On the left is the WolfPAC organization. It favors campaign finance reform and has the support of several liberal-leaning state legislatures.
It’s important to remember the Constitution established the amendments convention procedure for all Americans, not just for those on any particular side of the political spectrum.
Clinton: “They want radical, ‘pull ’em up by the roots’ change.”
Correction: None of the amendment campaigns—right, center, or left—favors the open-ended convention needed for radical change. All of their model legislative applications severely limit the convention’s scope.
Clinton: “They want to have a constitutional convention to rewrite our Constitution, to make it friendlier to business, to inject religious and ideological elements.”
Correction: The Constitution does not authorize a constitutional convention, and none of the amendments campaigns advocates one. They favor only a limited gathering—what the Constitution calls a “convention for proposing amendments.” This idea is not unique: American history has witnessed several conventions that suggested constitutional amendments, although none of those conventions had formal proposal power.
Moreover, a convention for proposing amendments has no power to “rewrite” the Constitution. As its name indicates, it may only propose amendments. To be effective, any amendment must be approved by three-fourths of the states (38). This formidable requirement ensures that any amendment enjoys support from the overwhelming majority of the American people’s representatives.

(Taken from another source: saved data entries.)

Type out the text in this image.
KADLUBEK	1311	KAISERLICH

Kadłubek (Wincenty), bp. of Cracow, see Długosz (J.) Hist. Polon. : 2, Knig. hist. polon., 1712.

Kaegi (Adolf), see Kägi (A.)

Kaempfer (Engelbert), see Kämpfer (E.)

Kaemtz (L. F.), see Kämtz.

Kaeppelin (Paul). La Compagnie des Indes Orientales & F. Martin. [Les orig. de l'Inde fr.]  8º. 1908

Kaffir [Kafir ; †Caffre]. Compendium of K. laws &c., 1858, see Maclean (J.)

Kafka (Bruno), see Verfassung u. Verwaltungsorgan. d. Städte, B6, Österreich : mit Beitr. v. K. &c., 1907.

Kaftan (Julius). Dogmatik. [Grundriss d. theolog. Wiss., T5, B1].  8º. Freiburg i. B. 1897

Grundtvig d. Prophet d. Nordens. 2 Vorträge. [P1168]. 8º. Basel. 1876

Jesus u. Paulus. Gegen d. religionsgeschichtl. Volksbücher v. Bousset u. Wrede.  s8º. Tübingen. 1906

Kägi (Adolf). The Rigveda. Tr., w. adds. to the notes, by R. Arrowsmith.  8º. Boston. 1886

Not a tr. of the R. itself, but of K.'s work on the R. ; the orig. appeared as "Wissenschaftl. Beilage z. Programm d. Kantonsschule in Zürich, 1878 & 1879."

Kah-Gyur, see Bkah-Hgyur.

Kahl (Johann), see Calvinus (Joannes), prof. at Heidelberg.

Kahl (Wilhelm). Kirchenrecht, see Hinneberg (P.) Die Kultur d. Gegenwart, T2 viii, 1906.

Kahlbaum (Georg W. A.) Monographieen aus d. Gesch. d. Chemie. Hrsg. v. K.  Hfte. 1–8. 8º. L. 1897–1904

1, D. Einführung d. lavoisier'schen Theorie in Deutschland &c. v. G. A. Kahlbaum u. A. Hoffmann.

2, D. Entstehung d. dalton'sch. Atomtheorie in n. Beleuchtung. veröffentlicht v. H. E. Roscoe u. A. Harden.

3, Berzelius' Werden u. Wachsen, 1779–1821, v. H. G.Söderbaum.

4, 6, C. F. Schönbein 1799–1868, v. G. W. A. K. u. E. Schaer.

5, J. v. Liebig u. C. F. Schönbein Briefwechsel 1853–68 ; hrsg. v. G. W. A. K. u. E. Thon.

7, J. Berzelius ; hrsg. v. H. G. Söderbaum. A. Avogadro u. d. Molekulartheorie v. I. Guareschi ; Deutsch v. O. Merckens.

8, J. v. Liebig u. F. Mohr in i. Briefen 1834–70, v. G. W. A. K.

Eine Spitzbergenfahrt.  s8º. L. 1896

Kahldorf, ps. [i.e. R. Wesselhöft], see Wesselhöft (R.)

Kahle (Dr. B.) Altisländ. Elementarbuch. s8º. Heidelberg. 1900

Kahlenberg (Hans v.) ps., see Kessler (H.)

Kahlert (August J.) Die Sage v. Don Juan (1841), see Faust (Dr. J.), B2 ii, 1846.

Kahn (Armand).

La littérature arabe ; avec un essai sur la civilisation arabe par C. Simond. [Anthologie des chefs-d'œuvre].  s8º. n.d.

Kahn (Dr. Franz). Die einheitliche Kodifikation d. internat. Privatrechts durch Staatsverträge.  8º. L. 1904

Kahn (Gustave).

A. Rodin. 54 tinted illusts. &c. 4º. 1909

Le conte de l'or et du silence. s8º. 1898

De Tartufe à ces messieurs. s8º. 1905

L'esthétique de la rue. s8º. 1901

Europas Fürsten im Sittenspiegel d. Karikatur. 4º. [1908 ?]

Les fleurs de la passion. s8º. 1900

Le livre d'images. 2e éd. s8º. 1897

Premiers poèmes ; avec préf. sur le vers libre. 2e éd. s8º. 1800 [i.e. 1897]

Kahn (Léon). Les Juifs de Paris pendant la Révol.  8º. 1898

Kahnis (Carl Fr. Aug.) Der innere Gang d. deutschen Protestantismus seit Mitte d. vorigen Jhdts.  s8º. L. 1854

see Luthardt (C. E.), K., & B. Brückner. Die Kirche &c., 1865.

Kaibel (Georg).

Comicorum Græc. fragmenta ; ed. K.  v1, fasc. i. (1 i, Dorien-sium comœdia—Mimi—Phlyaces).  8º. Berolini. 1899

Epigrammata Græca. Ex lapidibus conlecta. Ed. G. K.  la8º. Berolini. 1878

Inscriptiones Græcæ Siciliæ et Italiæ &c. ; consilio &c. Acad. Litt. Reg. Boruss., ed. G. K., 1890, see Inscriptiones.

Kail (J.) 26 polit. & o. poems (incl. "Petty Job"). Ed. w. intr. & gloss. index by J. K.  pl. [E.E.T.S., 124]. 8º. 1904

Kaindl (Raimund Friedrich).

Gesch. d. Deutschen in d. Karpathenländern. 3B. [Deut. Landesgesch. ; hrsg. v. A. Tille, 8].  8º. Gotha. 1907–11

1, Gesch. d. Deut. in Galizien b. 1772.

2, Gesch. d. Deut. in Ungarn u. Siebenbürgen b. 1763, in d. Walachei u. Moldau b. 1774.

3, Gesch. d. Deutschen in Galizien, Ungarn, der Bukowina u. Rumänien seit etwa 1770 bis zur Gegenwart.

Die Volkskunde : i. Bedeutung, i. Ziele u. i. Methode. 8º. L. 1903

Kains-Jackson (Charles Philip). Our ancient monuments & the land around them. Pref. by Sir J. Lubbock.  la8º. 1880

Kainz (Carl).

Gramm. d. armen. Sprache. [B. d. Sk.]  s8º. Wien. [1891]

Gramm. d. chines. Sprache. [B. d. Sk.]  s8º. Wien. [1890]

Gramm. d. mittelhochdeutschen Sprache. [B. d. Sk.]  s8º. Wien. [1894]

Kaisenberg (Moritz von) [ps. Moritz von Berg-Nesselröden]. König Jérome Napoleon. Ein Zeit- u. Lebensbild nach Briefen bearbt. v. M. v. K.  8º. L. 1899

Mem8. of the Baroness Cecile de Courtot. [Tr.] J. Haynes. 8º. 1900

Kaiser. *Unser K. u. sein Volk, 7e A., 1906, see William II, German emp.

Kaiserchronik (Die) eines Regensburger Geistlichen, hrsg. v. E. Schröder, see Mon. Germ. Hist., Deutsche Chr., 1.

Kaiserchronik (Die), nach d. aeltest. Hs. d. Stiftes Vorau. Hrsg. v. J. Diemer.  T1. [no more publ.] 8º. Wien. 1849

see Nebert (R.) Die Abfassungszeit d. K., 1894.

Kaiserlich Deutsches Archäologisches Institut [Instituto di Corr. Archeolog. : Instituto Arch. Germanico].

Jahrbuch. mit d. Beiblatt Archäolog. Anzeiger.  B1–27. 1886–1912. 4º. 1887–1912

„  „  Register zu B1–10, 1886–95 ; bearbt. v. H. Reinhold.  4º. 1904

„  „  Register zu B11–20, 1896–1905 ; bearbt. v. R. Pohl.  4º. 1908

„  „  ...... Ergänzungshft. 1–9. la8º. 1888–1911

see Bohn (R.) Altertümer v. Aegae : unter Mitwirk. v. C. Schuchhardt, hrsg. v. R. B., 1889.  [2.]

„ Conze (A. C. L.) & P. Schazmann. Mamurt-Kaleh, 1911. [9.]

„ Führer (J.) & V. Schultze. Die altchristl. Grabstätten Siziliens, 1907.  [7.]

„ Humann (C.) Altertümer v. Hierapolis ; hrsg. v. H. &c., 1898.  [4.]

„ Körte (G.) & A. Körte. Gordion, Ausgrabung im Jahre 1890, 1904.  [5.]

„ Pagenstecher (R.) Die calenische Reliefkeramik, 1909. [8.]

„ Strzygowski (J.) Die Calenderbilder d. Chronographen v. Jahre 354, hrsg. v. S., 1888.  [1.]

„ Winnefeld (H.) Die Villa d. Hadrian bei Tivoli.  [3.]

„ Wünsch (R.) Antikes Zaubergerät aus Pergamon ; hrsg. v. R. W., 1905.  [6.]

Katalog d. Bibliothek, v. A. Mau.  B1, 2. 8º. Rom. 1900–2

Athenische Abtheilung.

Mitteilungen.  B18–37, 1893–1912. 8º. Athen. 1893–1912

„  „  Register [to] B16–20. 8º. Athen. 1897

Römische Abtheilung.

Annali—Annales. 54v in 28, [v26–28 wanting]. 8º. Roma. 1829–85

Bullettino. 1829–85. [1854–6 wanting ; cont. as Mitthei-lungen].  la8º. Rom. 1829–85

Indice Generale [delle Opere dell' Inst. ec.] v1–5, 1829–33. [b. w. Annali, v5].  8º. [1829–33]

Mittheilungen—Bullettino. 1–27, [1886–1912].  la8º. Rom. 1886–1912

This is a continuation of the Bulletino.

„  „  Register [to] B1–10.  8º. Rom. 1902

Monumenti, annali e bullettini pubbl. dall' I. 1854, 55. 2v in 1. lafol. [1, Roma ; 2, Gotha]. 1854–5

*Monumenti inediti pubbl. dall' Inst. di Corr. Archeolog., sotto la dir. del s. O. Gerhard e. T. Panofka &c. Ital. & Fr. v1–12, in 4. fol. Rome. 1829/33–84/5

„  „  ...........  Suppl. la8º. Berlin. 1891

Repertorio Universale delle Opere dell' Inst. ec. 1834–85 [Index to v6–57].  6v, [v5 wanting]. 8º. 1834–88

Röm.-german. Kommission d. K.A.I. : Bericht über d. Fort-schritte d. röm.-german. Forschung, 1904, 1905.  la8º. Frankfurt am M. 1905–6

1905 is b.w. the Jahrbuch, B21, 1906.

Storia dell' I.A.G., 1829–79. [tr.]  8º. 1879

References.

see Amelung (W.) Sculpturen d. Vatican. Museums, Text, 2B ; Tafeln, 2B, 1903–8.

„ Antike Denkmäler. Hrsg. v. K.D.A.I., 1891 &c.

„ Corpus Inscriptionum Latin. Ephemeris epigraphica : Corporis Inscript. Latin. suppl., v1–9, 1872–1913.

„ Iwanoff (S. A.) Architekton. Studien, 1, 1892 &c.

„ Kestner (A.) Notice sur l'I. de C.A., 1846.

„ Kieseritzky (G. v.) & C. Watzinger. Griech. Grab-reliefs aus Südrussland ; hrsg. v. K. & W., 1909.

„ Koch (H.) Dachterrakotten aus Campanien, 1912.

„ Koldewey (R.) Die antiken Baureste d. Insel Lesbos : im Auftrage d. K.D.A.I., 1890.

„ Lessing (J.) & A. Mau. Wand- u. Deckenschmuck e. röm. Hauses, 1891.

Clinton’s comments about business and “religious and ideological elements” are pure fantasy. None of the legislative applications being promoted by the Article V Movement contain anything specifically pertaining to business, religion, or ideology.
Clinton: “So talk about radical change! They are pursuing it, they are funding it, and they are electing people that are either true believers or are willing vehicles for it.”

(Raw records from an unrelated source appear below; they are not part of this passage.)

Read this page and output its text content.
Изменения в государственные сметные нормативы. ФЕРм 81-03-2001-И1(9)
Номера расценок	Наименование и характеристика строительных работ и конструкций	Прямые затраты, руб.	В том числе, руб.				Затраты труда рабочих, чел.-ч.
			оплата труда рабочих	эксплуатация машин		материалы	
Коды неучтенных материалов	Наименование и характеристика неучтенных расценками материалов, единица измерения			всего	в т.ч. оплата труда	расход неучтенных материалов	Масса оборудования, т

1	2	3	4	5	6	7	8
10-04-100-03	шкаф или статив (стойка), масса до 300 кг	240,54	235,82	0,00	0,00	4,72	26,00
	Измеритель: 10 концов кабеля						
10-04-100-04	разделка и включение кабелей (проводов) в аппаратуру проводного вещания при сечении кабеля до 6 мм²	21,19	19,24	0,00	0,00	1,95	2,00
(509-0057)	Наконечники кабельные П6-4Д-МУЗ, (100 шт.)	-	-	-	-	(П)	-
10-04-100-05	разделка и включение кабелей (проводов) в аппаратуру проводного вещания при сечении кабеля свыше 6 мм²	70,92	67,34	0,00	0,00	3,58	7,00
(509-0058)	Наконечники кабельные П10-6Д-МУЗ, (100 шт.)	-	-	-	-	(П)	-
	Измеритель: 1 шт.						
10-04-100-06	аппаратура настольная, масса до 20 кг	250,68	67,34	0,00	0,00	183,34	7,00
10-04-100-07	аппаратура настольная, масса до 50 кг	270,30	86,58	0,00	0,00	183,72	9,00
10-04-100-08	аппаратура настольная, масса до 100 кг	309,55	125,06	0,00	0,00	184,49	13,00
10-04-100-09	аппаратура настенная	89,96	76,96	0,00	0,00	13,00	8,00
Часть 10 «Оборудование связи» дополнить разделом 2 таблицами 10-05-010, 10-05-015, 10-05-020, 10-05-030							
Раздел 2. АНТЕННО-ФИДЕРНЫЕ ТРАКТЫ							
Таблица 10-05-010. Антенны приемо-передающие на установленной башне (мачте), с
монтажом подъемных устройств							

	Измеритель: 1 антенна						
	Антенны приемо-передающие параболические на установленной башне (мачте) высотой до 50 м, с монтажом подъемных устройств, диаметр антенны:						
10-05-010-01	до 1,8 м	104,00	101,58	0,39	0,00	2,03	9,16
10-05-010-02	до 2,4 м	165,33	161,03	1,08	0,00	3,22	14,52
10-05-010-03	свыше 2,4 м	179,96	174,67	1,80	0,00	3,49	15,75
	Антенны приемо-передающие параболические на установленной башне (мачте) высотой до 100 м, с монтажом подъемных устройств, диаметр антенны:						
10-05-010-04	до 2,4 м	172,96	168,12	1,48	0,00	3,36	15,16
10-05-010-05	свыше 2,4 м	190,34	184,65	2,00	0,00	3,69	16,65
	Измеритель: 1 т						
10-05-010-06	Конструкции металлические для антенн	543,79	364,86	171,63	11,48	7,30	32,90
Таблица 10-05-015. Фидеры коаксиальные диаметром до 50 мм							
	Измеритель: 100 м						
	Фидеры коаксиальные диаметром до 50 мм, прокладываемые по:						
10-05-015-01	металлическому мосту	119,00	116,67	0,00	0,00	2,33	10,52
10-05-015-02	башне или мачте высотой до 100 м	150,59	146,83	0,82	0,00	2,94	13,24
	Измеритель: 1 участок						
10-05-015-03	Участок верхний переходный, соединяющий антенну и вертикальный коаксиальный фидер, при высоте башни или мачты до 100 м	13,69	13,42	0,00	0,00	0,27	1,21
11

Correction: Clinton has the funding situation exactly reversed. All the Article V campaigns have budgets ranging from minimal to modest. None has the financial power to elect anyone. By contrast, their leading opponents—such as the Washington, DC pressure groups Common Cause and the Center for Budget and Policy Priorities—enjoy annual budgets in the tens-of-millions.

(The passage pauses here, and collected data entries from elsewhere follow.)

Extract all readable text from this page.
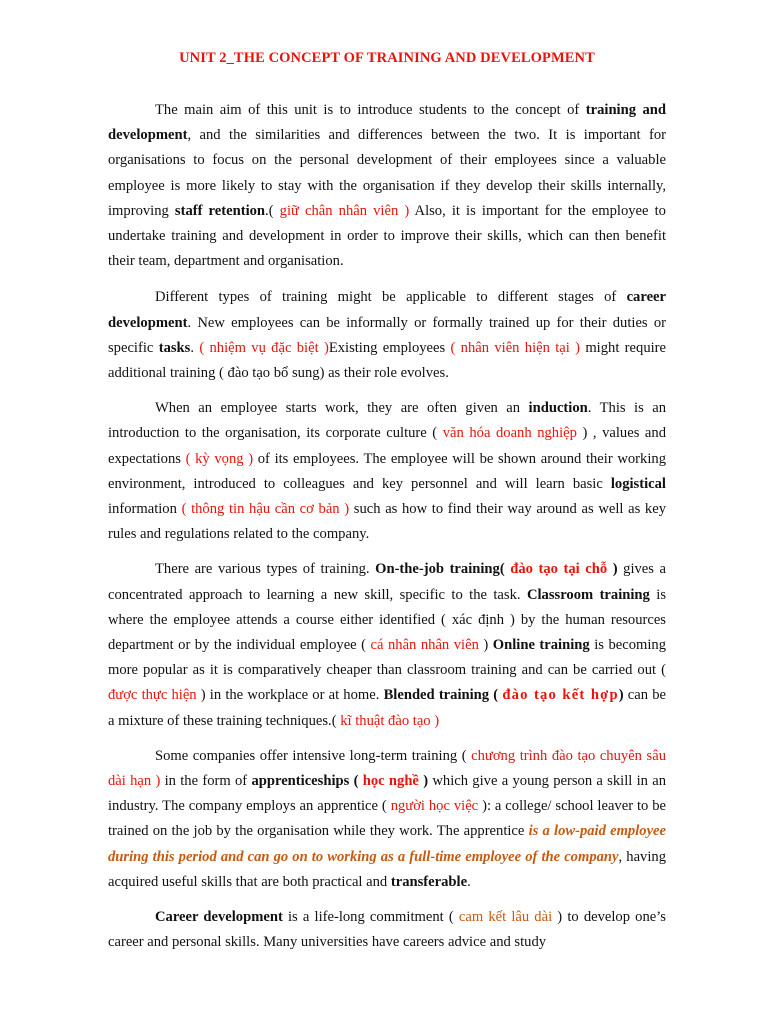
UNIT 2_THE CONCEPT OF TRAINING AND DEVELOPMENT

The main aim of this unit is to introduce students to the concept of training and development, and the similarities and differences between the two. It is important for organisations to focus on the personal development of their employees since a valuable employee is more likely to stay with the organisation if they develop their skills internally, improving staff retention.( giữ chân nhân viên ) Also, it is important for the employee to undertake training and development in order to improve their skills, which can then benefit their team, department and organisation.

Different types of training might be applicable to different stages of career development. New employees can be informally or formally trained up for their duties or specific tasks. ( nhiệm vụ đặc biệt )Existing employees ( nhân viên hiện tại ) might require additional training ( đào tạo bổ sung) as their role evolves.

When an employee starts work, they are often given an induction. This is an introduction to the organisation, its corporate culture ( văn hóa doanh nghiệp ) , values and expectations ( kỳ vọng ) of its employees. The employee will be shown around their working environment, introduced to colleagues and key personnel and will learn basic logistical information ( thông tin hậu cần cơ bản ) such as how to find their way around as well as key rules and regulations related to the company.

There are various types of training. On-the-job training( đào tạo tại chỗ ) gives a concentrated approach to learning a new skill, specific to the task. Classroom training is where the employee attends a course either identified ( xác định ) by the human resources department or by the individual employee ( cá nhân nhân viên ) Online training is becoming more popular as it is comparatively cheaper than classroom training and can be carried out ( được thực hiện ) in the workplace or at home. Blended training ( đào tạo kết hợp) can be a mixture of these training techniques.( kĩ thuật đào tạo )

Some companies offer intensive long-term training ( chương trình đào tạo chuyên sâu dài hạn ) in the form of apprenticeships ( học nghề ) which give a young person a skill in an industry. The company employs an apprentice ( người học việc ): a college/ school leaver to be trained on the job by the organisation while they work. The apprentice is a low-paid employee during this period and can go on to working as a full-time employee of the company, having acquired useful skills that are both practical and transferable.

Career development is a life-long commitment ( cam kết lâu dài ) to develop one’s career and personal skills. Many universities have careers advice and study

Clinton: “The right wing, aided and funded by Mercers, Koch brothers, etc. is very serious about calling a constitutional convention.”
Correction: Again, the Article V campaigns are not seeking a “constitutional convention.” They are simply trying to exercise a constitutional right akin to the right to vote.
Furthermore, the Article V movement cuts across ideological lines. Some right-wingers favor it, as do some left-wingers. Other right-wingers oppose it, as do some left-wingers. My constitutional research helped renew the movement, and I’ve been involved with it for over eight years. I’m personally unaware of any Article V funding from either the Mercer or Koch families. Like the overwhelming majority of those involved in the cause, I do most of my work as a volunteer.
Clinton: “Part of their gerrymandering is to control state legislatures, elect Republican governors.”
Correction: All the Article V campaigns are nonpartisan. Several draw wide support from both liberals and conservatives. Incidentally, the comment about Republican governors is further evidence that Clinton’s is ignorant of the process: State governors have no role in the Article V process.
Clinton: “If you really get deep into what they’re advocating: limits on the First Amendment, no limits on the Second Amendment, limits on criminal justice.”
Correction: The only Article V campaign favoring changes in the First Amendment is WolfPAC, which is based on the left, not the right. Neither the Second Amendment nor criminal justice are the subjects of any Article V campaign.